Usurping local control of local schools and local tax dollars is a common theme between the takeover of Houston ISD and proposed voucher programs. Our schools work best for students when they are fully supported and overseen by their communities. That will not be the case for Houston after June 1. 

Abbott and other leaders cheering on the takeover like to say that Houston ISD “failed” students. In reality, the state of Texas has failed students by systemically underfunding public education. It is astonishing to watch state leaders decry public school student outcomes while continuing to fund public schools at the level of 39th in the nation. 

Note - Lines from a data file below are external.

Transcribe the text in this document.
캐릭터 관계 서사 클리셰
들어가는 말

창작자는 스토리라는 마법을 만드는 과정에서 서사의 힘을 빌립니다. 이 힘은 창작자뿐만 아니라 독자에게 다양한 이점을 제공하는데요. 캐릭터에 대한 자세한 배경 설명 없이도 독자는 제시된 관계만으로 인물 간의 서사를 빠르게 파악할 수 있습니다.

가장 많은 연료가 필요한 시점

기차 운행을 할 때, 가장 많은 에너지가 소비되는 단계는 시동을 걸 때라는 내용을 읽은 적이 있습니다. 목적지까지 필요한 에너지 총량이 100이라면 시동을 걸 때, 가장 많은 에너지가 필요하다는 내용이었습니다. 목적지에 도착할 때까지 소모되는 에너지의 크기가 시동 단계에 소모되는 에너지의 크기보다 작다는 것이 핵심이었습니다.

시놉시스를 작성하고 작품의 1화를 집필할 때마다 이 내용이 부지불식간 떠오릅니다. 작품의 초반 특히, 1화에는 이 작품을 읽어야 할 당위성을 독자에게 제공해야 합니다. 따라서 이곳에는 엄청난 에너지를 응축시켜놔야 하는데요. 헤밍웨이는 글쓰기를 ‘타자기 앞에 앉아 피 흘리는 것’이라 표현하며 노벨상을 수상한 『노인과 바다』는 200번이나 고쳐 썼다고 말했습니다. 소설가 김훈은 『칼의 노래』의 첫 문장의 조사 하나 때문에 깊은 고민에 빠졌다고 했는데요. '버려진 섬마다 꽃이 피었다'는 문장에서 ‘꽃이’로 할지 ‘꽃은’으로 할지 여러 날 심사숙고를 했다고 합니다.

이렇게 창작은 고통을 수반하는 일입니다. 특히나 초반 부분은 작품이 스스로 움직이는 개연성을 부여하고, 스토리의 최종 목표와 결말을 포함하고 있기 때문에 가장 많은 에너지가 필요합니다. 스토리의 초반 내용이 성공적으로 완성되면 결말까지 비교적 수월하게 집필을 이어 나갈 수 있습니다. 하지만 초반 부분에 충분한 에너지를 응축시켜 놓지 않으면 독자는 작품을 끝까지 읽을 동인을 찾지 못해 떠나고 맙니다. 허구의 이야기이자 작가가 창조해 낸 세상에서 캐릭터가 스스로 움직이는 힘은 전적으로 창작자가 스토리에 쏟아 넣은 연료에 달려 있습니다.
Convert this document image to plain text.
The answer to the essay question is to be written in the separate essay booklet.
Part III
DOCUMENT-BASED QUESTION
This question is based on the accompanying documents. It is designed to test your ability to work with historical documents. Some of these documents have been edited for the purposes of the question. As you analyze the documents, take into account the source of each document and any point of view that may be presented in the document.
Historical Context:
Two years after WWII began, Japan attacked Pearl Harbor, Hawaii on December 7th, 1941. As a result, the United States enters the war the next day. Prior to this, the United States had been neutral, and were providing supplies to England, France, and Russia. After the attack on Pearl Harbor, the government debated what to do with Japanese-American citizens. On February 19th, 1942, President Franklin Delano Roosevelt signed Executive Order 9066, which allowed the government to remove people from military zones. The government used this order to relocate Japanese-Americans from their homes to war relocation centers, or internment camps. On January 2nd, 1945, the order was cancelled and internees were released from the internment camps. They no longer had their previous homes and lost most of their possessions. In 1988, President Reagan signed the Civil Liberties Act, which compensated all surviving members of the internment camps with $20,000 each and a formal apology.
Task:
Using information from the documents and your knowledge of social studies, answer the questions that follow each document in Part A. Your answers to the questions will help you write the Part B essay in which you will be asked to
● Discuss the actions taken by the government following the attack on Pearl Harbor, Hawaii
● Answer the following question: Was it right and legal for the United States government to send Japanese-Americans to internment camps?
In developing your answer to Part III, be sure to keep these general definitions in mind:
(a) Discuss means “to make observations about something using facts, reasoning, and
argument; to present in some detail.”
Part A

It is likewise galling to watch those same leaders push a separate system of privately-run charter schools that further erode public education funding. From 2019-2022, Houston ISD lost more than $1 million in revenue to charter school transfers.

Take Action

While the district has ended its legal fight against TEA’s plan, community members, educators, parents, and students have no plans to end their resistance. 

The Texas Gulf Coast AFL-CIO has started an online letter campaign in opposition. You can send an e-letter to Morath, Gov. Greg Abbott’s hand-picked education commissioner, in under two minutes from your phone or computer. 

Community Voices for Public Education, an organization of Houston parents and community members, also has an online petition, available in both English and Spanish

We will share any planned protests or actions from Houston educators and community members in future Hotlines and on our Facebook, Twitter, and Instagram accounts.

In the Legislature, meanwhile, there are two bills that would amend the Education Code to make state takeovers an option for the education commissioner, not a requirement: 

  • SB 1662, by Sens. John Whitmire, Carol Alvarado, and Borris Miles, has been referred to the Senate Education Committee. 
  • HB 3780, by Reps. Alma Allen, Senfronia Thompson, Ron Reynolds, and Ernest Bailes, has been filed but not referred to a committee.